Жанна. По-вашему жить — это значит только не быть мертвым! — Хлеб и вода — это мне не страшно. Я могу питаться одним хлебом; когда я просила большего? И разве плохо пить воду, если она чиста? В хлебе нет для меня скорби и в воде нет горести. Но запрятать меня в каменный мешок, чтобы я не видела солнца, полей, цветов; сковать мне ноги, чтоб никогда уже не пришлось мне проскакать по дороге верхом вместе с солдатами или взбежать на холм; заставить меня в темном углу дышать плесенью и гнилью; отнять у меня все, что помогало мне сохранить в сердце любовь к Богу, когда из-за вашей злобы и глупости я готова была его возненавидеть, — да это хуже, чем та печь в Библии, которую семь раз раскаляли огнем! Я согласна; пусть у меня возьмут боевого коня; пусть я буду путаться в юбках; пусть мимо проедут рыцари и солдаты с трубами и знаменами, а я буду только смотреть им вслед в толпе других женщин! Лишь бы мне слышать, как ветер шумит в верхушках деревьев, как заливается жаворонок в сияющем весеннем небе, как блеют ягнята свежим морозным утром, как звонят мои милые-милые колокола и голоса ангелов доносятся ко мне по ветру. Но без этого я не могу жить. И раз вы способны отнять все это у меня или у другого человеческого существа, то я теперь твердо знаю, что ваш совет от дьявола, а мой — от Бога!
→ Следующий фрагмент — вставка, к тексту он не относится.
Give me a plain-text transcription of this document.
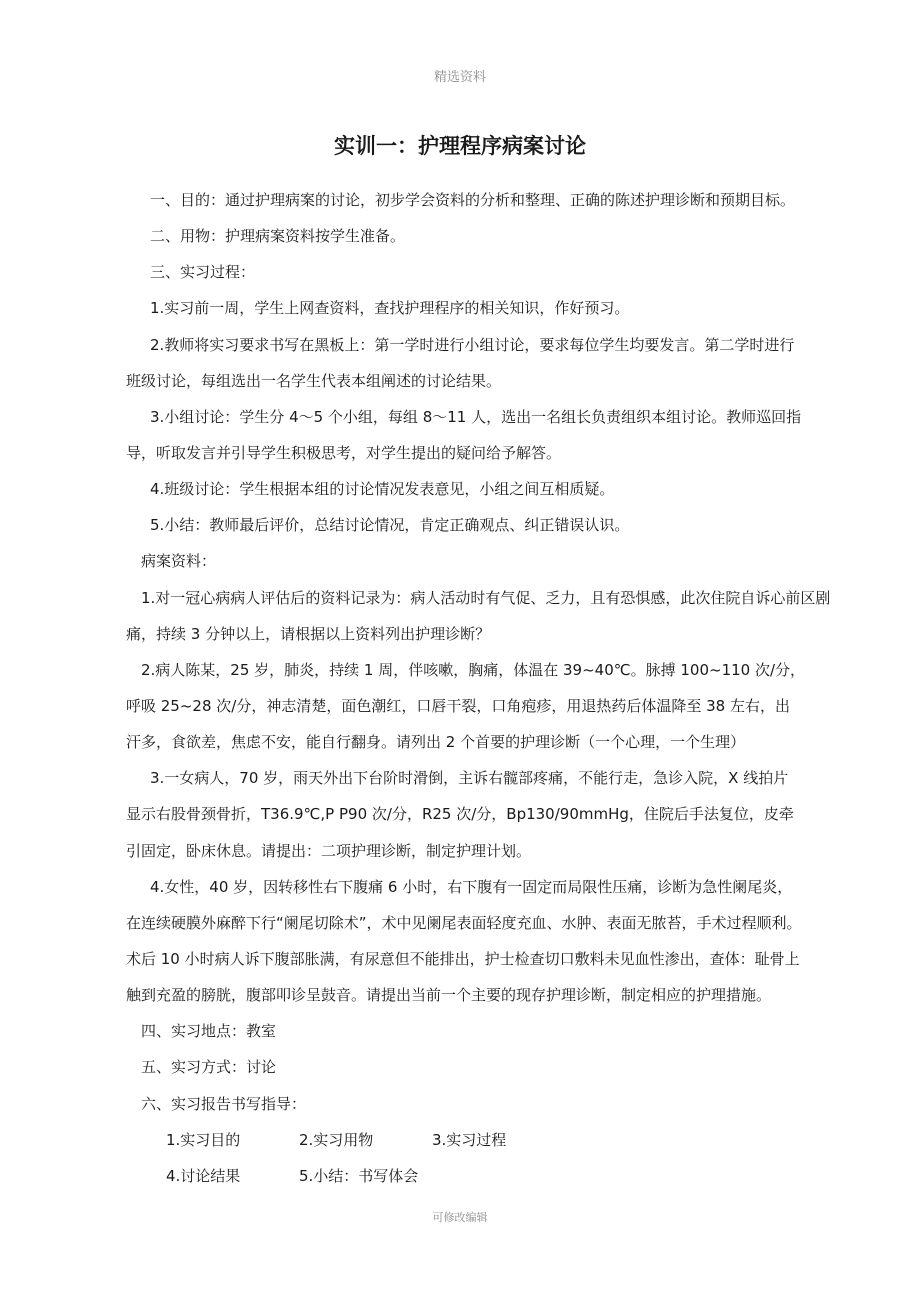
精选资料
实训一：护理程序病案讨论
一、目的：通过护理病案的讨论，初步学会资料的分析和整理、正确的陈述护理诊断和预期目标。
二、用物：护理病案资料按学生准备。
三、实习过程：
1.实习前一周，学生上网查资料，查找护理程序的相关知识，作好预习。
2.教师将实习要求书写在黑板上：第一学时进行小组讨论，要求每位学生均要发言。第二学时进行
班级讨论，每组选出一名学生代表本组阐述的讨论结果。
3.小组讨论：学生分 4～5 个小组，每组 8～11 人，选出一名组长负责组织本组讨论。教师巡回指
导，听取发言并引导学生积极思考，对学生提出的疑问给予解答。
4.班级讨论：学生根据本组的讨论情况发表意见，小组之间互相质疑。
5.小结：教师最后评价，总结讨论情况，肯定正确观点、纠正错误认识。
病案资料：
1.对一冠心病病人评估后的资料记录为：病人活动时有气促、乏力，且有恐惧感，此次住院自诉心前区剧
痛，持续 3 分钟以上，请根据以上资料列出护理诊断？
2.病人陈某，25 岁，肺炎，持续 1 周，伴咳嗽，胸痛，体温在 39~40℃。脉搏 100~110 次/分，
呼吸 25~28 次/分，神志清楚，面色潮红，口唇干裂，口角疱疹，用退热药后体温降至 38 左右，出
汗多，食欲差，焦虑不安，能自行翻身。请列出 2 个首要的护理诊断（一个心理，一个生理）
3.一女病人，70 岁，雨天外出下台阶时滑倒，主诉右髋部疼痛，不能行走，急诊入院，X 线拍片
显示右股骨颈骨折，T36.9℃,P P90 次/分，R25 次/分，Bp130/90mmHg，住院后手法复位，皮牵
引固定，卧床休息。请提出：二项护理诊断，制定护理计划。
4.女性，40 岁，因转移性右下腹痛 6 小时，右下腹有一固定而局限性压痛，诊断为急性阑尾炎，
在连续硬膜外麻醉下行“阑尾切除术”，术中见阑尾表面轻度充血、水肿、表面无脓苔，手术过程顺利。
术后 10 小时病人诉下腹部胀满，有尿意但不能排出，护士检查切口敷料未见血性渗出，查体：耻骨上
触到充盈的膀胱，腹部叩诊呈鼓音。请提出当前一个主要的现存护理诊断，制定相应的护理措施。
四、实习地点：教室
五、实习方式：讨论
六、实习报告书写指导：
1.实习目的	2.实习用物	3.实习过程
4.讨论结果	5.小结：书写体会
可修改编辑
Асессоры (в страшном волнении). Кощунство! Кощунство! В нее вселились бесы! Она говорит, наш совет от дьявола! А ее от Бога! Чудовищно! Дьявол среди нас! (И т. д.)
Д’Эстиве (стараясь перекричать шум). Она снова впала в ересь! Нераскаявшаяся еретичка, неисправимая, недостойная милосердия, которое мы ей оказали! Я требую ее отлучения!
Капеллан (палачу). Зажигай огонь! На костер ее!
Палач и его помощники торопливо уходят во двор.
Ладвеню. Безумная! Если твой совет от Бога, почему же Бог не освободил тебя?
Жанна. Его пути — не ваши пути. Он хочет, чтобы я пришла к нему сквозь пламя. Я его дитя, а вы недостойны, чтобы я жила среди вас. Вот вам мое последнее слово.
Солдаты хватают ее.
Кошон (встает). Погодите! Еще не время.
Солдаты останавливаются. Наступает мертвая тишина. Кошон обращает к Инквизитору вопросительный взгляд. Тот утвердительно кивает. Оба встают и начинают торжественно возглашать по очереди, как два хора при пении антифона.
Мы объявляем, что ты нераскаявшаяся еретичка, повторно впавшая в ересь.
Инквизитор. Отколовшаяся от единства Церкви.
Кошон. Отрезанная от ее тела.
Инквизитор. Зараженная проказой ереси.
Кошон. Уд сатаны.
Инквизитор. Мы постановляем, что ты подлежишь отлучению от Церкви.
Кошон. И ныне мы извергаем тебя вон, отчуждаем от тела Церкви и передаем в руки светской власти.
Инквизитор. Призывая помянутую светскую власть обойтись с тобой с возможной кротостью без пролития крови и отсечения членов. (Садится.)
Кошон. И в случае искреннего твоего раскаяния позволить брату Мартину дать тебе святое причастие.